Higher Scope makes it easier for organizations to do things and harder to meaningfully effect them, but also makes them clumsier. They're more likely to invoke unintended consequences when they do things, and it tends to take longer for them to take action. Mechanically, it increases the Complication rating of actions taken by or with the help of that organization, makes them capable of taking action on larger scales, and provides hefty bonuses to actions at smaller scales.
The keywords associated with Constituency, Ideology, Structure, and Resources (Theoretically there's a cool acronym here, and I'll post an update with it once I come up with one. RISC, maybe?) are simpler. They just tell you what the org can and will do, as well as what it likes and the consequences of basically everything it does.
That last bit deserves explanation. And gets us into that Robert Evans quote!
Even if you work your way into an organization and take over it, you're not actually controlling it like a 4x strategy game.

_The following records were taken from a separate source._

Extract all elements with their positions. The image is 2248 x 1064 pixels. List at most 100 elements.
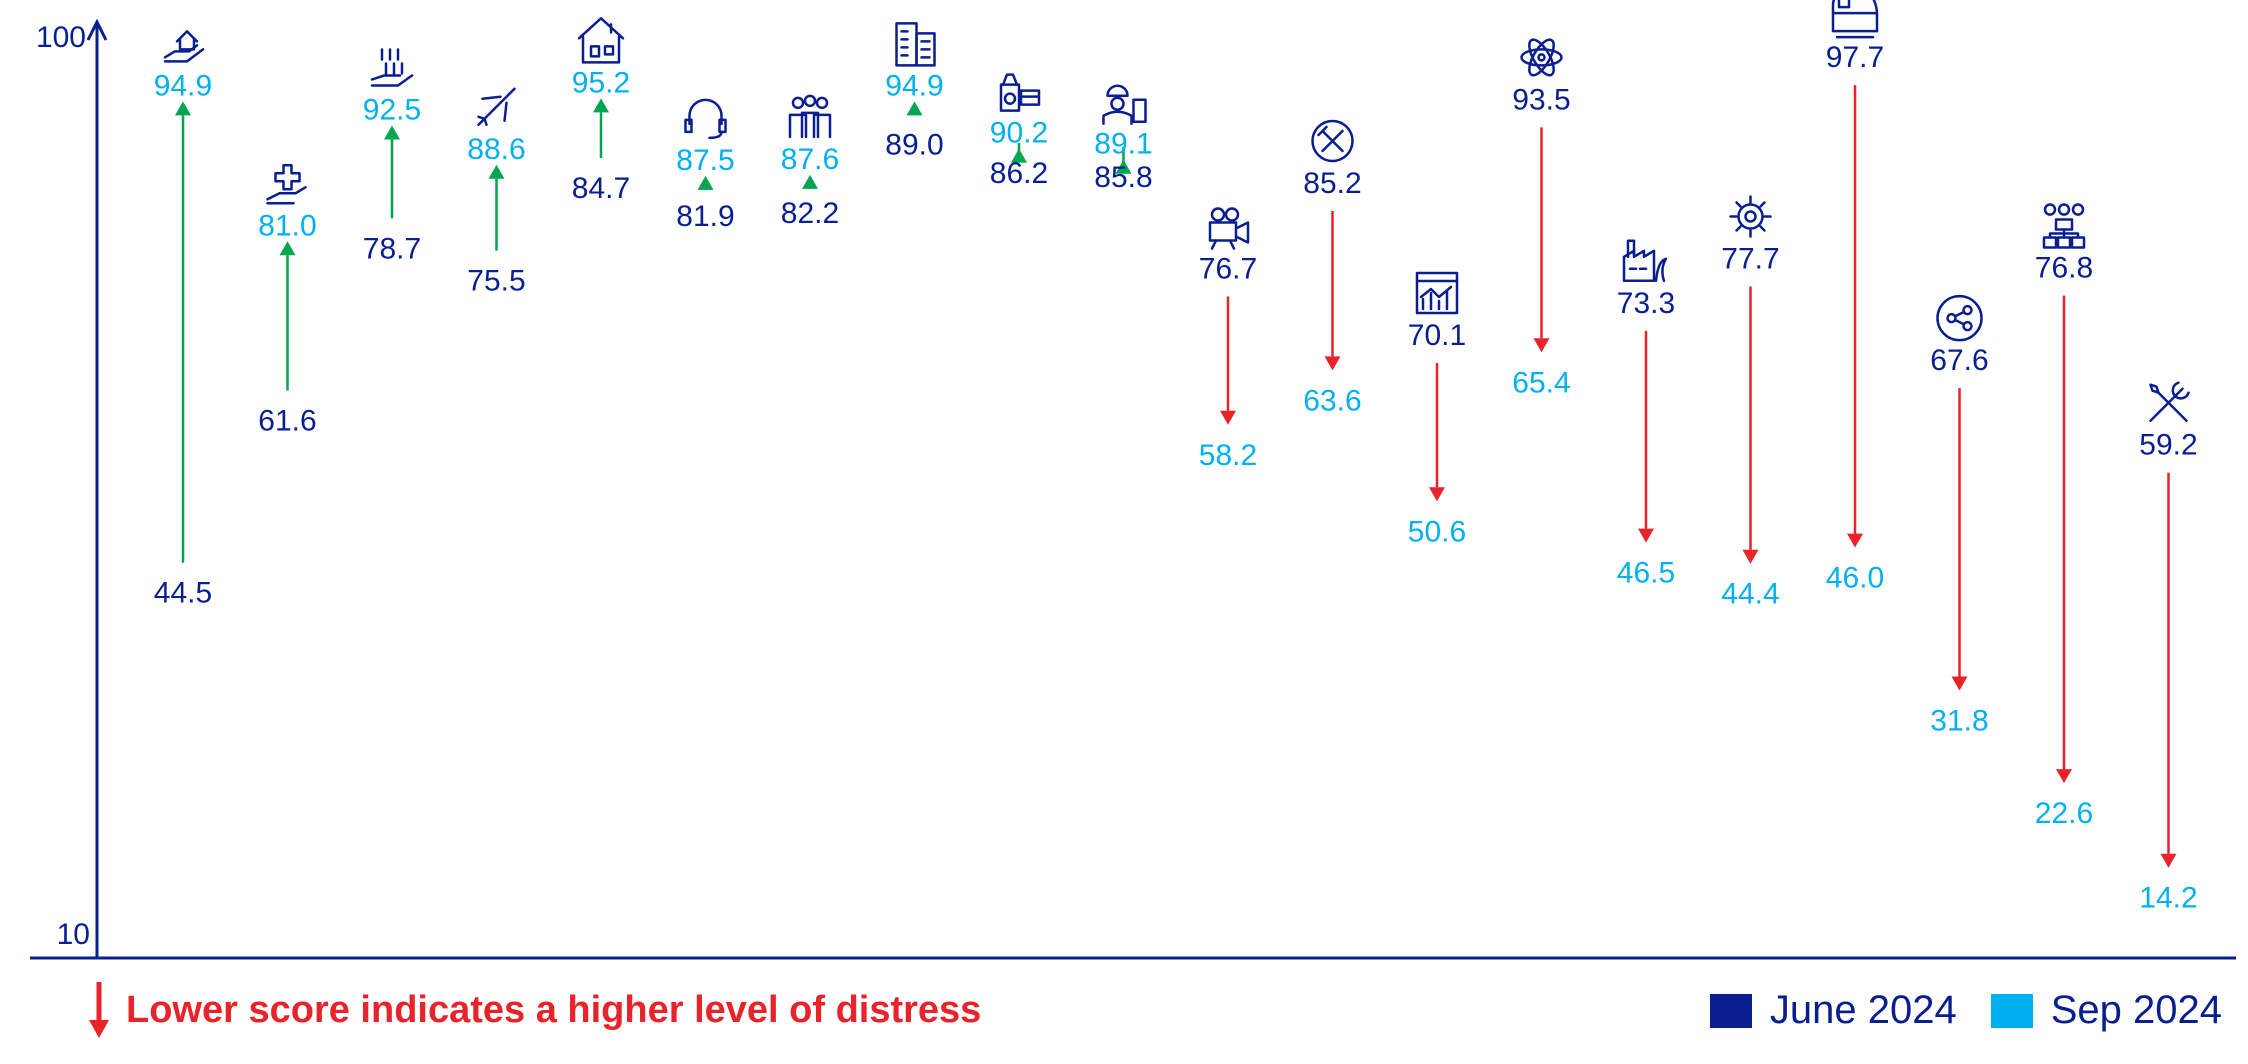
category-group: 73.3 46.5 — [1617, 239, 1675, 590]
axes: 100 10 — [30, 18, 2236, 960]
june-value-label: 93.5 — [1512, 83, 1570, 116]
change-arrowhead — [802, 174, 818, 189]
sep-value-label: 46.0 — [1826, 562, 1884, 595]
change-arrowhead — [906, 101, 923, 116]
june-value-label: 84.7 — [572, 172, 630, 205]
note-text: Lower score indicates a higher level of … — [126, 988, 982, 1031]
construction-worker-icon — [1102, 84, 1147, 125]
y-axis-arrowhead — [86, 18, 108, 41]
change-arrowhead — [2056, 769, 2072, 784]
june-value-label: 85.2 — [1303, 167, 1361, 200]
gear-circuit-icon — [1729, 195, 1772, 238]
legend-label-sep: Sep 2024 — [2050, 988, 2222, 1032]
june-value-label: 61.6 — [258, 405, 316, 438]
y-tick-label-bottom: 10 — [57, 918, 90, 951]
fork-knife-icon — [1311, 119, 1354, 163]
sep-value-label: 46.5 — [1617, 557, 1675, 590]
june-value-label: 81.9 — [676, 200, 734, 233]
june-value-label: 75.5 — [467, 265, 525, 298]
category-group: 44.5 94.9 — [154, 30, 212, 610]
june-value-label: 73.3 — [1617, 287, 1675, 320]
june-value-label: 82.2 — [781, 197, 839, 230]
category-group: 59.2 14.2 — [2139, 381, 2198, 915]
office-building-icon — [895, 22, 936, 67]
hand-house-icon — [163, 30, 205, 63]
category-group: 61.6 81.0 — [258, 164, 317, 438]
legend-swatch-june — [1709, 993, 1752, 1028]
distress-note: Lower score indicates a higher level of … — [86, 982, 982, 1038]
sep-value-label: 22.6 — [2035, 797, 2093, 830]
june-value-label: 70.1 — [1408, 319, 1466, 352]
change-arrowhead — [1951, 676, 1968, 691]
category-group: 76.7 58.2 — [1199, 207, 1257, 472]
legend-swatch-sep — [1990, 993, 2033, 1028]
train-icon — [1831, 0, 1879, 39]
sep-value-label: 90.2 — [990, 117, 1048, 150]
category-group: 86.2 90.2 — [990, 73, 1048, 190]
june-value-label: 85.8 — [1094, 161, 1152, 194]
change-arrowhead — [1847, 533, 1863, 548]
atom-icon — [1520, 38, 1563, 77]
change-arrowhead — [1742, 549, 1759, 564]
category-group: 77.7 44.4 — [1721, 195, 1780, 611]
change-arrowhead — [384, 125, 400, 140]
chart-marks: 44.5 94.9 61.6 81.0 78.7 92.5 75.5 88.6 84.7 95.2… — [154, 0, 2198, 915]
june-value-label: 76.8 — [2035, 252, 2093, 285]
sep-value-label: 89.1 — [1094, 128, 1152, 161]
category-group: 85.2 63.6 — [1303, 119, 1362, 417]
sep-value-label: 14.2 — [2139, 882, 2197, 915]
change-arrowhead — [1011, 148, 1027, 163]
sep-value-label: 65.4 — [1512, 366, 1570, 399]
org-structure-icon — [2042, 203, 2086, 249]
fast-food-icon — [999, 73, 1041, 112]
category-group: 93.5 65.4 — [1512, 38, 1571, 399]
sep-value-label: 94.9 — [154, 69, 212, 102]
sep-value-label: 58.2 — [1199, 439, 1257, 472]
sep-value-label: 44.4 — [1721, 578, 1779, 611]
sep-value-label: 94.9 — [885, 69, 943, 102]
june-value-label: 44.5 — [154, 577, 212, 610]
house-icon — [577, 17, 625, 64]
category-group: 97.7 46.0 — [1826, 0, 1884, 595]
change-arrowhead — [1429, 487, 1445, 502]
sep-value-label: 95.2 — [572, 66, 630, 99]
category-group: 84.7 95.2 — [572, 17, 630, 205]
category-group: 67.6 31.8 — [1930, 294, 1989, 738]
sep-value-label: 87.5 — [676, 144, 734, 177]
sep-value-label: 50.6 — [1408, 515, 1466, 548]
change-arrowhead — [1115, 159, 1132, 174]
category-group: 75.5 88.6 — [467, 87, 526, 298]
june-value-label: 89.0 — [885, 129, 943, 162]
change-arrowhead — [175, 101, 191, 116]
change-arrowhead — [279, 241, 296, 256]
down-arrow-icon — [89, 982, 109, 1038]
change-arrowhead — [1638, 528, 1654, 543]
change-arrowhead — [1533, 338, 1550, 353]
sep-value-label: 92.5 — [363, 94, 421, 127]
sep-value-label: 63.6 — [1303, 384, 1361, 417]
change-arrowhead — [593, 98, 609, 113]
category-group: 81.9 87.5 — [676, 98, 735, 233]
category-group: 78.7 92.5 — [363, 48, 421, 265]
june-value-label: 59.2 — [2139, 429, 2197, 462]
sep-value-label: 81.0 — [258, 209, 316, 242]
june-value-label: 78.7 — [363, 232, 421, 265]
airplane-icon — [477, 87, 516, 127]
hand-medical-cross-icon — [266, 164, 307, 205]
june-value-label: 97.7 — [1826, 41, 1884, 74]
change-arrowhead — [697, 175, 714, 190]
legend-item-june: June 2024 — [1709, 988, 1957, 1033]
legend-item-sep: Sep 2024 — [1990, 988, 2222, 1033]
chart: 100 10 44.5 94.9 61.6 81.0 78.7 92.5 75.5 88.6 84… — [30, 0, 2236, 960]
hand-binary-data-icon — [370, 48, 414, 87]
legend: June 2024 Sep 2024 — [1676, 988, 2222, 1033]
category-group: 82.2 87.6 — [781, 94, 839, 230]
video-camera-icon — [1208, 207, 1250, 250]
chart-report-icon — [1415, 271, 1459, 315]
factory-icon — [1622, 239, 1668, 283]
category-group: 85.889.1 — [1094, 84, 1153, 194]
category-group: 70.1 50.6 — [1408, 271, 1466, 548]
change-arrowhead — [1324, 356, 1341, 371]
june-value-label: 76.7 — [1199, 253, 1257, 286]
change-arrowhead — [2160, 853, 2177, 868]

You're using the mechanisms of that organization to do things and the people in that organization will try to accomplish your goals with the tools available to them.
If you tell a [Criminal], [Corrupt] organization to do basically anything they are going to take bribes and break legs. If you tell an [Fractious] [Bureaucratic] organization to do the exact same thing and get the exact same roll, you're going to get a lot of office infighting and regulation.
Guns Blazing, as the name implies, deals with a lot of violent, iconoclastic organizations with a vested interest in serious changes to the social order. And to enact large scale reforms, you need big organizations that ramp up the Complication rating of doing stuff.
So if you fuck up, or you trust the wrong people, or you keep backing the helpful, quiet guy who backs your violence without question but doesn't seem to have much in the way of actual ideology...
Well, things can get very bad very quickly.
And if you refuse to play ball with any of the imperfect, clumsy factions that have a shot of improving things, you can find yourself with no-one willing to help you actually accomplish anything.
July Update: Wheels Keep Rolling
over 1 year ago
– Fri, Jul 26, 2024 at 05:29:39 AM
Bad News
Testing took longer than expected. It's been hard to get enough people online at once, The Captain got exposed as non-functional and several rules needed simplifying or re-wording for ease of play.
As such, we're now about two to three weeks behind schedule. I was hoping to be testing CharGen at this point and I'm still tweaking combat rules and playbooks. I've opted to call this Done for now, though the Engineer may be tweaked in the future.
Good News
Combat now functions in the way I want it to. The Introduction is edited and off at layout, and we've got some great new art.
Here's the Chapter 0 header art from Raya Sarkar and the Chapter 3 header art from T Shirley!
Next Steps
I'm aiming to have the character creation chapter and a subsection of Perks released within a week or so to test character creation. With a little luck, the Combat chapter will be heading to the editor and the Core Rules will be headed to layout within that timeframe.